Knowledge-Aware Mamba for Joint Change Detection and Classification from MODIS Times Series
Zhengsen Xu, Yimin Zhu, Zack Dewis, Mabel Heffring, Motasem Alkayid, Saeid Taleghanidoozdoozan, Lincoln Linlin Xu
TL;DR
This work tackles the challenge of detecting land-cover change from MODIS time series by addressing mixed pixels, spatiotemporal-spectral coupling, and background class heterogeneity. The authors introduce Knowledge-aware Mamba (KAMamba), combining a knowledge-guided transition loss (KAT-loss), a multi-task learning objective (pre-change/post-change classification and change detection), and a spatial-spectral-temporal Mamba backbone with sparse, deformable tokens (SSTMamba) to disentangle signals while maintaining efficiency. Key contributions include the knowledge-guided transition modeling, the joint constraint learning with differential fusion, and the SST-Mamba/SDMamba design for long-range, low-cost processing. Evaluations on Saskatchewan MODIS data show about 1.5–6% gains in average F1 for change detection and roughly 2% improvements in OA, AA, and Kappa for LULC classification, demonstrating improved ecological plausibility and robustness to class imbalance.
Abstract
Although change detection using MODIS time series is critical for environmental monitoring, it is a highly challenging task due to key MODIS difficulties, e.g., mixed pixels, spatial-spectral-temporal information coupling effect, and background class heterogeneity. This paper presents a novel knowledge-aware Mamba (KAMamba) for enhanced MODIS change detection, with the following contributions. First, to leverage knowledge regarding class transitions, we design a novel knowledge-driven transition-matrix-guided approach, leading to a knowledge-aware transition loss (KAT-loss) that can enhance detection accuracies. Second, to improve model constraints, a multi-task learning approach is designed, where three losses, i.e., pre-change classification loss (PreC-loss), post-change classification loss (PostC-loss), and change detection loss (Chg-loss) are used for improve model learning. Third, to disentangle information coupling in MODIS time series, novel spatial-spectral-temporal Mamba (SSTMamba) modules are designed.

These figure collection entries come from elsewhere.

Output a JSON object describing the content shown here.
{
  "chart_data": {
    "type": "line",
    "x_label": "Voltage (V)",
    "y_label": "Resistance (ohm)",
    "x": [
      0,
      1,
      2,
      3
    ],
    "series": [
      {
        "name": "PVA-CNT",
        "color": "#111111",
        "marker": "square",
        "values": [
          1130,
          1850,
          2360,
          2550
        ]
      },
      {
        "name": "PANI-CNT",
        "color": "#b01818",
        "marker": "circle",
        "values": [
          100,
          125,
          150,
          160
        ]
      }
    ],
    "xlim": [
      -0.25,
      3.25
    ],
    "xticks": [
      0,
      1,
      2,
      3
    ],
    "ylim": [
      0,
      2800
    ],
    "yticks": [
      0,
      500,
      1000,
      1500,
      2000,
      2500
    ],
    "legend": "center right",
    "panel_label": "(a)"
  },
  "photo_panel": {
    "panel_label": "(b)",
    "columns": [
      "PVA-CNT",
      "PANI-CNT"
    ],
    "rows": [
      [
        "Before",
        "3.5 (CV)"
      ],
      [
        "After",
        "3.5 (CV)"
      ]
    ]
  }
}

Last, to improve Mamba model efficiency and remove computational cost, a sparse and deformable Mamba (SDMamba) backbone is used in SSTMamba. On the MODIS time-series dataset for Saskatchewan, Canada, we evaluate the method on land-cover change detection and LULC classification; results show about 1.5-6% gains in average F1 for change detection over baselines, and about 2% improvements in OA, AA, and Kappa for LULC classification.